Ashley and Loretto’s Women and Climate Justice Tribunals.


Ashley Baldwin

My name is Ashley Baldwin and I am an intern with Sally Dunne, the Loretto Representative at the United Nations, for the month of January. Originally from Port Washington, a small town on the North Shore of Long Island, New York, I am currently a sophomore studying Politics and English at Oberlin College in Ohio. Every January, Oberlin students – or “Obies,” as many like to call us – are given the month off from classes to pursue some sort of project, whether it is independent research, an intensive-Korean language class, backpacking in Peru, or taking an internship, like myself. My initial knowledge of the Loretto Community actually came out of a listing for the internship, posted by the Bonner Center for Service and Learning, which emphasizes and promotes the link between academic pursuits and community service, and is run by none other than Loretto Co-Member Beth Blissman.
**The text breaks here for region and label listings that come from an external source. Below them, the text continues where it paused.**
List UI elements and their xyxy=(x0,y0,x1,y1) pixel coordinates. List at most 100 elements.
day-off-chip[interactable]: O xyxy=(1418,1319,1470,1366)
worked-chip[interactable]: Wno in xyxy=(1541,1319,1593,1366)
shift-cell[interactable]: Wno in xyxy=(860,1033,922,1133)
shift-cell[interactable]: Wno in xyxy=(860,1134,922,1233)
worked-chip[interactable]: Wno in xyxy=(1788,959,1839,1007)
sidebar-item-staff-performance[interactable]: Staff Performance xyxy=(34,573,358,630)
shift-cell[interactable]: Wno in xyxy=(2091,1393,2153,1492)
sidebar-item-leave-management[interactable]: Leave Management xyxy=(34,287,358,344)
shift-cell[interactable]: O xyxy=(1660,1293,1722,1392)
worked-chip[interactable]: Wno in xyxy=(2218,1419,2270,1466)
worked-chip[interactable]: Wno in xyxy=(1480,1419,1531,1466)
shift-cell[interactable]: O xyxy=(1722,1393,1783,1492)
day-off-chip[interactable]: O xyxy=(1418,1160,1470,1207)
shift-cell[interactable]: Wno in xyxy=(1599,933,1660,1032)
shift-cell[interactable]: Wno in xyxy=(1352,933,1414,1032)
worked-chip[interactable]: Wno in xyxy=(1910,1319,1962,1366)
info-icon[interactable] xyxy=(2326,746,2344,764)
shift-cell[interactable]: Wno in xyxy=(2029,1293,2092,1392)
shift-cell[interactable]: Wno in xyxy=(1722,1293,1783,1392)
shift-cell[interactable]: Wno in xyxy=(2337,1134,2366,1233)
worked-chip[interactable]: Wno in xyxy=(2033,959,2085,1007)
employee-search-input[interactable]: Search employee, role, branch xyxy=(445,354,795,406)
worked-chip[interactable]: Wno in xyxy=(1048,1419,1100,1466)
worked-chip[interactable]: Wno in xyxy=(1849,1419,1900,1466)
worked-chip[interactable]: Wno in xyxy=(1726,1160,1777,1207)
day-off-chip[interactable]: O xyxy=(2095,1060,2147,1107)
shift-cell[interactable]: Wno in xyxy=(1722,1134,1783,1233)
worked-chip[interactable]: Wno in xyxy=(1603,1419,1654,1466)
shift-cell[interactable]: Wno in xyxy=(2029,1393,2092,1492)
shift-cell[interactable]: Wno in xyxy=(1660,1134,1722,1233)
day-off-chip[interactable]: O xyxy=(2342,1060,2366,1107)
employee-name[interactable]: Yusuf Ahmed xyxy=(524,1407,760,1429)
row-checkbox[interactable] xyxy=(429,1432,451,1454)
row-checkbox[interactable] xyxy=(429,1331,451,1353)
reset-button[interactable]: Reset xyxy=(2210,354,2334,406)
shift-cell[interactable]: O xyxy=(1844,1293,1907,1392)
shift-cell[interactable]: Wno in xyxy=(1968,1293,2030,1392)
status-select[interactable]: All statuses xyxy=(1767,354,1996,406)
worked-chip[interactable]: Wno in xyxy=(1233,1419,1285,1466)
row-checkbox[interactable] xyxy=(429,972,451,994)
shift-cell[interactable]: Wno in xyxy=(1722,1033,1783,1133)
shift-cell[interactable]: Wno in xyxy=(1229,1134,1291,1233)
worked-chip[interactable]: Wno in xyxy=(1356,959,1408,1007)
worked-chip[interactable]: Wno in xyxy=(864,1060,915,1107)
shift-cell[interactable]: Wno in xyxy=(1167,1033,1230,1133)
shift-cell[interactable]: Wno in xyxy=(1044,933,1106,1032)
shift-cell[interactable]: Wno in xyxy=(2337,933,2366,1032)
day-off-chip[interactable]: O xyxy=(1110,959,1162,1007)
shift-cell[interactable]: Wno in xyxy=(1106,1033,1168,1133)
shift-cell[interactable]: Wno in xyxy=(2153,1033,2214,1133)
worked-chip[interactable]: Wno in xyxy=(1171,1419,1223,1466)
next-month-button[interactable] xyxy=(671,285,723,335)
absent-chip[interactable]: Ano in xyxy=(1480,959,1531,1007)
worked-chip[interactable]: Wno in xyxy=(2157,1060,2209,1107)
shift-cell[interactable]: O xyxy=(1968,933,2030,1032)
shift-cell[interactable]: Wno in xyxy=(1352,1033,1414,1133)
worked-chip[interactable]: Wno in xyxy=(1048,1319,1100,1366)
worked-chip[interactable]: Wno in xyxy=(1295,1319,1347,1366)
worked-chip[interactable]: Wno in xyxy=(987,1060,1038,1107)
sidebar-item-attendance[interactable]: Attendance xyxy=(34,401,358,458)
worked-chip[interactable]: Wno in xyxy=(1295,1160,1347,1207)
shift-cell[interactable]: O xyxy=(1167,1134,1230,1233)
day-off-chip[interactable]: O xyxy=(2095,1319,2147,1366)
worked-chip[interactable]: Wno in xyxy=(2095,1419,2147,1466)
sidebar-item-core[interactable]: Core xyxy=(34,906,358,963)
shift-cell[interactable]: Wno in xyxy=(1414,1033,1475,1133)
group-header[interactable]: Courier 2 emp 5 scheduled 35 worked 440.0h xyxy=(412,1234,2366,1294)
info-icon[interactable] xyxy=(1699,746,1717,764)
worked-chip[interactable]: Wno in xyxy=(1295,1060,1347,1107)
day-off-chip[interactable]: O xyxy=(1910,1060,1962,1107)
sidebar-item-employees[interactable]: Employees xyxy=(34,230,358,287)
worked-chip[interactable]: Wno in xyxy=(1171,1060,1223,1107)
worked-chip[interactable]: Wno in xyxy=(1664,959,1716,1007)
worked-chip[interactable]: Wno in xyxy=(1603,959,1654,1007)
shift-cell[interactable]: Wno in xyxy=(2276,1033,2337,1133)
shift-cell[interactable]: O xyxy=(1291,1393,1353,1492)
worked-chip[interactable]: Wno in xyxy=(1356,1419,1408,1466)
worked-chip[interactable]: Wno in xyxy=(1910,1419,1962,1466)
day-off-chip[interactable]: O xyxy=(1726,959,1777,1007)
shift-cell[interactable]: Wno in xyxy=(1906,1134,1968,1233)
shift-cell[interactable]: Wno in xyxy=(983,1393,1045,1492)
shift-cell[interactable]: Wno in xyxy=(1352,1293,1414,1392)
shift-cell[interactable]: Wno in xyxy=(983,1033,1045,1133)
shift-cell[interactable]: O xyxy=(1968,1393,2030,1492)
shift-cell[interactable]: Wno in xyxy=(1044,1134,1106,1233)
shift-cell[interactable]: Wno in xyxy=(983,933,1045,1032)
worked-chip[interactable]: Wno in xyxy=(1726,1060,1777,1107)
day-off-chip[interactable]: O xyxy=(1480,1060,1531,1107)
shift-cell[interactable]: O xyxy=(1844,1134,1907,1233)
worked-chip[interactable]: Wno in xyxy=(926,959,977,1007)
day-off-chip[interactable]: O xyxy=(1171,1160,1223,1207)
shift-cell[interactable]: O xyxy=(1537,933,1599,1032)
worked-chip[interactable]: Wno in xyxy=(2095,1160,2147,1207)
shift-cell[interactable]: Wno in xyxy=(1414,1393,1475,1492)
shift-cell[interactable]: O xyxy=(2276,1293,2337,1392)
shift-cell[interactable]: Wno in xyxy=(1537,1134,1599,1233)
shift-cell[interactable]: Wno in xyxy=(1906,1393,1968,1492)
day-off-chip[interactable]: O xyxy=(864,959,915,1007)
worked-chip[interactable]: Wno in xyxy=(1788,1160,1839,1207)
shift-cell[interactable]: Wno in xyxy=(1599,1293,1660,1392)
After a thorough perusal of the Loretto website, I found that many of the Loretto Community’s goals and values coincided with my own, which I find to be largely a product of my Unitarian Universalist background; Loretto’s push for social justice in a number of progressive and exciting ways is what prompted me to apply.

My internship grew out of a collaboration between the Loretto NGO office and the Feminist Task Force (FTF). Since a month is a small timeframe, my task is to lay the groundwork for their co-sponsored Women’s Tribunal on Gender and Climate Justice to be held right here in the United States. Previously, Co-Member Rosa Lizarde, who chairs the FTF within Global Call to Action Against Poverty (GCAP), has organized tribunals held in fifteen countries around the world where women were given platforms to speak about how they are affected by climate change-related issues, such as environmental degradation, poverty, and food insecurity, to name a few. Since a tribunal has yet to be held in the U.S., I have been doing the initial organizing for such an event, reaching out to activist and grassroots organizing groups that focus on the coal mining industry and its effects on local communities in the United States, as well as on the environment. Hopefully, my communications with these organizers will lead to one (or perhaps a few) women’s tribunal to be held in April or May – the two months leading up to the Rio+20 Earth Summit in June, where the findings from this, as well as the fifteen other tribunals, will be presented.

Part of the organizing process includes a series of interviews to be conducted prior to the tribunal with members of groups we will be partnering with, mostly to collect information regarding the struggles of women affected by coal mining, as well as the coal industry’s role in poverty creation. I hope to conduct as many of these interviews as possible – and to compile them into background papers for the eventual tribunal – before my short time here is up.

So far, my internship really has been an eye-opener in the types of dialogue that occur at the international level, much of which – at least from my perspective – has been very encouraging. I look forward to continuing my exciting work, as well as learning more about the Loretto Community (preparations have already been made for a visioning retreat for our Loretto NGO office that I will be participating in!), for the rest of my time here, and am so glad I got the opportunity to work with such a wonderful supervisor and community!